Anyhow, I saw my own story in the history Kluger outlines. He talks about how the “epidemic” had its roots in the campaign to make pain the “fifth vital sign.” In the late 1990s the Joint Commission on the Accreditation of Healthcare Organizations (JCAHO), the body that accredits hospitals, nursing homes and other facilities, wanted to get staff to treat pain more assertively, so they developed methods to evaluate pain along with the other vital signs—temperature, blood pressure, heart rate, and respiratory rate. As a result, these days, during assessment, nurses will quite often ask you to rate your pain on a scale of zero to ten (sometimes, I notice, nurses get it wrong and say “one to ten”), with zero being no pain and ten being the worst pain you can imagine.
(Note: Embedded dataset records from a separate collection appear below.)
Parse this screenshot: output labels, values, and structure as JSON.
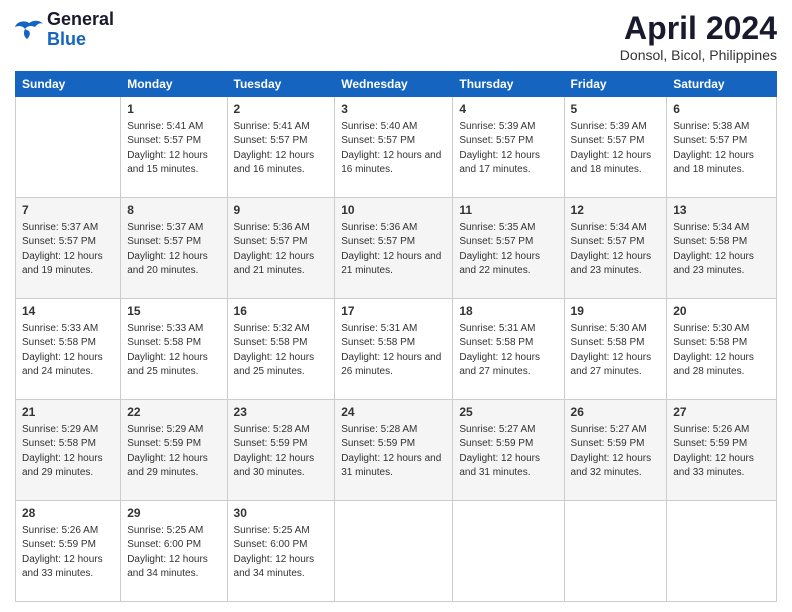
{
  "header": {
    "logo_line1": "General",
    "logo_line2": "Blue",
    "title": "April 2024",
    "subtitle": "Donsol, Bicol, Philippines"
  },
  "columns": [
    "Sunday",
    "Monday",
    "Tuesday",
    "Wednesday",
    "Thursday",
    "Friday",
    "Saturday"
  ],
  "weeks": [
    [
      {
        "day": "",
        "sunrise": "",
        "sunset": "",
        "daylight": ""
      },
      {
        "day": "1",
        "sunrise": "Sunrise: 5:41 AM",
        "sunset": "Sunset: 5:57 PM",
        "daylight": "Daylight: 12 hours and 15 minutes."
      },
      {
        "day": "2",
        "sunrise": "Sunrise: 5:41 AM",
        "sunset": "Sunset: 5:57 PM",
        "daylight": "Daylight: 12 hours and 16 minutes."
      },
      {
        "day": "3",
        "sunrise": "Sunrise: 5:40 AM",
        "sunset": "Sunset: 5:57 PM",
        "daylight": "Daylight: 12 hours and 16 minutes."
      },
      {
        "day": "4",
        "sunrise": "Sunrise: 5:39 AM",
        "sunset": "Sunset: 5:57 PM",
        "daylight": "Daylight: 12 hours and 17 minutes."
      },
      {
        "day": "5",
        "sunrise": "Sunrise: 5:39 AM",
        "sunset": "Sunset: 5:57 PM",
        "daylight": "Daylight: 12 hours and 18 minutes."
      },
      {
        "day": "6",
        "sunrise": "Sunrise: 5:38 AM",
        "sunset": "Sunset: 5:57 PM",
        "daylight": "Daylight: 12 hours and 18 minutes."
      }
    ],
    [
      {
        "day": "7",
        "sunrise": "Sunrise: 5:37 AM",
        "sunset": "Sunset: 5:57 PM",
        "daylight": "Daylight: 12 hours and 19 minutes."
      },
      {
        "day": "8",
        "sunrise": "Sunrise: 5:37 AM",
        "sunset": "Sunset: 5:57 PM",
        "daylight": "Daylight: 12 hours and 20 minutes."
      },
      {
        "day": "9",
        "sunrise": "Sunrise: 5:36 AM",
        "sunset": "Sunset: 5:57 PM",
        "daylight": "Daylight: 12 hours and 21 minutes."
      },
      {
        "day": "10",
        "sunrise": "Sunrise: 5:36 AM",
        "sunset": "Sunset: 5:57 PM",
        "daylight": "Daylight: 12 hours and 21 minutes."
      },
      {
        "day": "11",
        "sunrise": "Sunrise: 5:35 AM",
        "sunset": "Sunset: 5:57 PM",
        "daylight": "Daylight: 12 hours and 22 minutes."
      },
      {
        "day": "12",
        "sunrise": "Sunrise: 5:34 AM",
        "sunset": "Sunset: 5:57 PM",
        "daylight": "Daylight: 12 hours and 23 minutes."
      },
      {
        "day": "13",
        "sunrise": "Sunrise: 5:34 AM",
        "sunset": "Sunset: 5:58 PM",
        "daylight": "Daylight: 12 hours and 23 minutes."
      }
    ],
    [
      {
        "day": "14",
        "sunrise": "Sunrise: 5:33 AM",
        "sunset": "Sunset: 5:58 PM",
        "daylight": "Daylight: 12 hours and 24 minutes."
      },
      {
        "day": "15",
        "sunrise": "Sunrise: 5:33 AM",
        "sunset": "Sunset: 5:58 PM",
        "daylight": "Daylight: 12 hours and 25 minutes."
      },
      {
        "day": "16",
        "sunrise": "Sunrise: 5:32 AM",
        "sunset": "Sunset: 5:58 PM",
        "daylight": "Daylight: 12 hours and 25 minutes."
      },
      {
        "day": "17",
        "sunrise": "Sunrise: 5:31 AM",
        "sunset": "Sunset: 5:58 PM",
        "daylight": "Daylight: 12 hours and 26 minutes."
      },
      {
        "day": "18",
        "sunrise": "Sunrise: 5:31 AM",
        "sunset": "Sunset: 5:58 PM",
        "daylight": "Daylight: 12 hours and 27 minutes."
      },
      {
        "day": "19",
        "sunrise": "Sunrise: 5:30 AM",
        "sunset": "Sunset: 5:58 PM",
        "daylight": "Daylight: 12 hours and 27 minutes."
      },
      {
        "day": "20",
        "sunrise": "Sunrise: 5:30 AM",
        "sunset": "Sunset: 5:58 PM",
        "daylight": "Daylight: 12 hours and 28 minutes."
      }
    ],
    [
      {
        "day": "21",
        "sunrise": "Sunrise: 5:29 AM",
        "sunset": "Sunset: 5:58 PM",
        "daylight": "Daylight: 12 hours and 29 minutes."
      },
      {
        "day": "22",
        "sunrise": "Sunrise: 5:29 AM",
        "sunset": "Sunset: 5:59 PM",
        "daylight": "Daylight: 12 hours and 29 minutes."
      },
      {
        "day": "23",
        "sunrise": "Sunrise: 5:28 AM",
        "sunset": "Sunset: 5:59 PM",
        "daylight": "Daylight: 12 hours and 30 minutes."
      },
      {
        "day": "24",
        "sunrise": "Sunrise: 5:28 AM",
        "sunset": "Sunset: 5:59 PM",
        "daylight": "Daylight: 12 hours and 31 minutes."
      },
      {
        "day": "25",
        "sunrise": "Sunrise: 5:27 AM",
        "sunset": "Sunset: 5:59 PM",
        "daylight": "Daylight: 12 hours and 31 minutes."
      },
      {
        "day": "26",
        "sunrise": "Sunrise: 5:27 AM",
        "sunset": "Sunset: 5:59 PM",
        "daylight": "Daylight: 12 hours and 32 minutes."
      },
      {
        "day": "27",
        "sunrise": "Sunrise: 5:26 AM",
        "sunset": "Sunset: 5:59 PM",
        "daylight": "Daylight: 12 hours and 33 minutes."
      }
    ],
    [
      {
        "day": "28",
        "sunrise": "Sunrise: 5:26 AM",
        "sunset": "Sunset: 5:59 PM",
        "daylight": "Daylight: 12 hours and 33 minutes."
      },
      {
        "day": "29",
        "sunrise": "Sunrise: 5:25 AM",
        "sunset": "Sunset: 6:00 PM",
        "daylight": "Daylight: 12 hours and 34 minutes."
      },
      {
        "day": "30",
        "sunrise": "Sunrise: 5:25 AM",
        "sunset": "Sunset: 6:00 PM",
        "daylight": "Daylight: 12 hours and 34 minutes."
      },
      {
        "day": "",
        "sunrise": "",
        "sunset": "",
        "daylight": ""
      },
      {
        "day": "",
        "sunrise": "",
        "sunset": "",
        "daylight": ""
      },
      {
        "day": "",
        "sunrise": "",
        "sunset": "",
        "daylight": ""
      },
      {
        "day": "",
        "sunrise": "",
        "sunset": "",
        "daylight": ""
      }
    ]
  ]
}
So, over time, more attention was brought to the phenomenon of pain. And to the treatment of pain. The sensibility that developed was that pain was an illness in and of itself, and as such it should be treated aggressively with medications tailored specifically for that purpose.
During this time I was in the position of talking with people who had participated in the writing of JCAHO’s fifth-vital-sign policies—as well as prominent physicians and policy analysts who were trying to bring attention to pain treatment. During my reporting, I happened to mention to a few of them that I was having intractable migraines and other pain. And they encouraged me to get myself to a pain clinic. And I did. And I was given daily opioids in great quantity: hydrocodone to morphine to OxyContin to fentanyl.
At that first appointment, as I recall, the physician and her fellows asked me if I’d ever used street drugs, and I hadn’t, so I said no. Good girl that I was, I’d never even smoked pot. They asked if I drank and I said no, because I didn’t—not then. This apparently proved to everyone’s satisfaction, even mine, that I had no problem with addiction. Meanwhile, if you’d turned over the rock of my life, you’d have found crawling under there the facts that my mother had died of lung cancer having failed ever to quit nicotine, and my father was well on his way to a nasty end via cirrhosis and GI cancer due to alcoholism. And I myself was chewing Lorcet—which I thought (insisted to myself during lengthy subconscious arguments even then) was no problem, because it was Just One Pill Per Day.
I was a white professional middle-class mom with two neurological disorders. Hell, I remember being down with a migraine during my first appointment at the clinic. I was practically prostrate with pain—truly. But it was all good because, says one source in Kluger’s piece:
When you’re well dressed and you have insurance, they don’t think of you as an addict.
More importantly, I didn’t think of myself as an addict.
So I saw myself in Kluger’s story. It had unrolled just as he said, and I could hear the voices of the players.
Do I blame them? Hell no. As they say, nobody shoved anything down my throat. I did it my own self.
Even so, I can hear the voices of the blowback, the chronic pain patients and those in the same bind as I was in, as well as the drug companies… wanting to protect patients’ sources of medication (and profits) by vilifying and calling to lock up the “junkies” who “just can’t control themselves.” When in fact we should all be able to work together.
A final point: Kluger did get the drugs wrong. OxyContin/OxyIR and Vicodin/Lorcet were much more widely prescribed than any fentanyl preparation during the 1990s. And he misses methadone altogether. Some pain clinics were using methadone exclusively: they believed it to be “unabusable” because they thought its long half-life would prevent people from using it to chase a high. But people with addiction will always use ANY opioid (yes: even Suboxone) to chase some kind of feeling. And the data show that many overdoses (perhaps not always fatal, but nevertheless) are due to methadone.